Occurring in about one in every 30,000 births, Dravet syndrome is a catastrophic form of incurable epilepsy that begins in early infancy in an otherwise healthy infant. Also known as severe myoclonic epilepsy of infancy (SMEI), children with Dravet syndrome may experience dozens or even hundreds of seizures per day. These patients are also prone to prolonged life-threatening seizures called status epilepticus. These children often struggle with developmental delays, a variety of health problems and have an increased risk of sudden unexplained death in epilepsy.
Typically, Dravet syndrome will be suspected if a child experiences two or more seizures before 1 year of age, particularly if seizures are prolonged seizures, lasting longer than 10 minutes. These seizures tend to manifest for the first time as a febrile seizure, a seizure triggered by a high fever, but eventually progresses to severe spontaneous seizures. The syndrome can also present in a seizure that is triggered by vaccinations or warm temperatures. Other signs include speech delay, developmental delay or regression and behavioral issues.
More than 80% of Dravet syndrome cases are caused by a mutation in the SCN1A gene that codes for a voltage-gated sodium channel protein. The cause for Dravet syndrome patients without the SCN1A gene mutation is unknown.
If your child has experienced two or more prolonged seizures before 1 year of age, speak to your neurologist as additional testing may be needed. An early diagnosis is critical to proper treatment and the best possible outcome. Testing may include genetic testing by an epilepsy panel including genetic and neurological specialists.
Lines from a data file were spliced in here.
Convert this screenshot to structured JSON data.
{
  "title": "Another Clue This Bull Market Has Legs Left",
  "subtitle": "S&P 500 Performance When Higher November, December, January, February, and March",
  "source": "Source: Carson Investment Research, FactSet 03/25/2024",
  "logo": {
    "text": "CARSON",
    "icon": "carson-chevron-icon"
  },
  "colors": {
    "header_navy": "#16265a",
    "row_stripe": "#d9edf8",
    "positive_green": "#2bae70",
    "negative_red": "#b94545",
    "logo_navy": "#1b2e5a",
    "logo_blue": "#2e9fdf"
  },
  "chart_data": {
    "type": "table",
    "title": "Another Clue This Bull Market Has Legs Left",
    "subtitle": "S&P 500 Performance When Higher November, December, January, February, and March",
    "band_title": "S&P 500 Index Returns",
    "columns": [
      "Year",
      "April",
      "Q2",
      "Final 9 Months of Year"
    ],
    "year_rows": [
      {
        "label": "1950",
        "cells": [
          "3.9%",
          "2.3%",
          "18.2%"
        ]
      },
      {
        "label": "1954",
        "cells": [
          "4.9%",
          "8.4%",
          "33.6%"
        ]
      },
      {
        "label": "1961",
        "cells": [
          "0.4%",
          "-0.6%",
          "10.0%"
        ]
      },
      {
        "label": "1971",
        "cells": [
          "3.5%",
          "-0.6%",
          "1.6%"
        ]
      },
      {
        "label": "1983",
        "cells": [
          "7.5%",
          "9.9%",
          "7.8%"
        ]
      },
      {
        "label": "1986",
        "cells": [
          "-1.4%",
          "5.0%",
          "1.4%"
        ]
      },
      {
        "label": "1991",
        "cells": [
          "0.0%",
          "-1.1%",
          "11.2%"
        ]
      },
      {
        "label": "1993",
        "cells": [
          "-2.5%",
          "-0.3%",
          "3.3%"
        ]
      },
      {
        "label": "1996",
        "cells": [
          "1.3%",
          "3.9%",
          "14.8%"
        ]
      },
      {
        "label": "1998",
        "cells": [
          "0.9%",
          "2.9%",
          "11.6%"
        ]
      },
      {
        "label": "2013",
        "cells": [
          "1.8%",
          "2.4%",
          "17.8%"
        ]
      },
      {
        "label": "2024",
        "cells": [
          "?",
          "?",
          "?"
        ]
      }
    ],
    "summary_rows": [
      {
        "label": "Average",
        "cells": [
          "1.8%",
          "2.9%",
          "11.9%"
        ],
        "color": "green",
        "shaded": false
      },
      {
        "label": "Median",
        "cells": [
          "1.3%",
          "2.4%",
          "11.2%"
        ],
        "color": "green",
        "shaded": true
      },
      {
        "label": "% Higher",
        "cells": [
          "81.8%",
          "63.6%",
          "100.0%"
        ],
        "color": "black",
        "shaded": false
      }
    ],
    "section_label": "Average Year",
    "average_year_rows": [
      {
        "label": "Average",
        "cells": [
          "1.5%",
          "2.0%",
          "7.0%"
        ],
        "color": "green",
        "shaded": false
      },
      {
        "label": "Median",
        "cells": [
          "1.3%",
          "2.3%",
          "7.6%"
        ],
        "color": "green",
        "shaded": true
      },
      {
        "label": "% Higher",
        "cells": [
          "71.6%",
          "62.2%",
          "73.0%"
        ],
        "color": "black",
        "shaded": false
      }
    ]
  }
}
Seizures in children with Dravet syndrome are often not responsive to currently available medications and are difficult to control. Because Dravet syndrome affects critical parts of cognitive and behavioral neurological portions of the brain, a multidisciplinary team is crucial to fully addressing the needs of a child with Dravet syndrome. Treatment options may include:
- Medication: Seizure treatment works to find the best combination of medicine. Getting the seizures under control is the goal, so the child can have the best possible quality of life, as well as improve developmental abilities and decreased mortality rates.
- Diet: The ketogenic diet has also proven helpful in children with Dravet syndrome. A ketogenic diet is a type of diet is very high in fat and very low in carbohydrates. Enough protein is included to help promote growth. The diet causes the body to make ketones – chemicals made from the breakdown of body fat. The brain and heart work normally with ketones as an energy source. This special diet must be strictly followed. Too many carbohydrates can stop ketosis. Researchers aren’t sure why the diet works, but some children become seizure free when put on the diet. The diet doesn’t work for every child.
- Vagus nerve stimulation: This treatment sends small pulses of energy to the brain from one of the vagus nerves, a pair of large nerves in the neck. If your child is age 12 or older and has partial seizures that are not controlled well with medicine, VNS may be an option. VNS is performed by surgically placing a small battery into the chest wall. Small wires are then attached to the battery and placed under the skin and around one of the vagus nerves. The battery is then programmed to send energy impulses every few minutes to the brain. When your child feels a seizure coming on, he or she may activate the impulses by holding a small magnet over the battery. In many cases, this will help to stop the seizure. VNS can have side effects such as hoarse voice, pain in the throat or change in voice.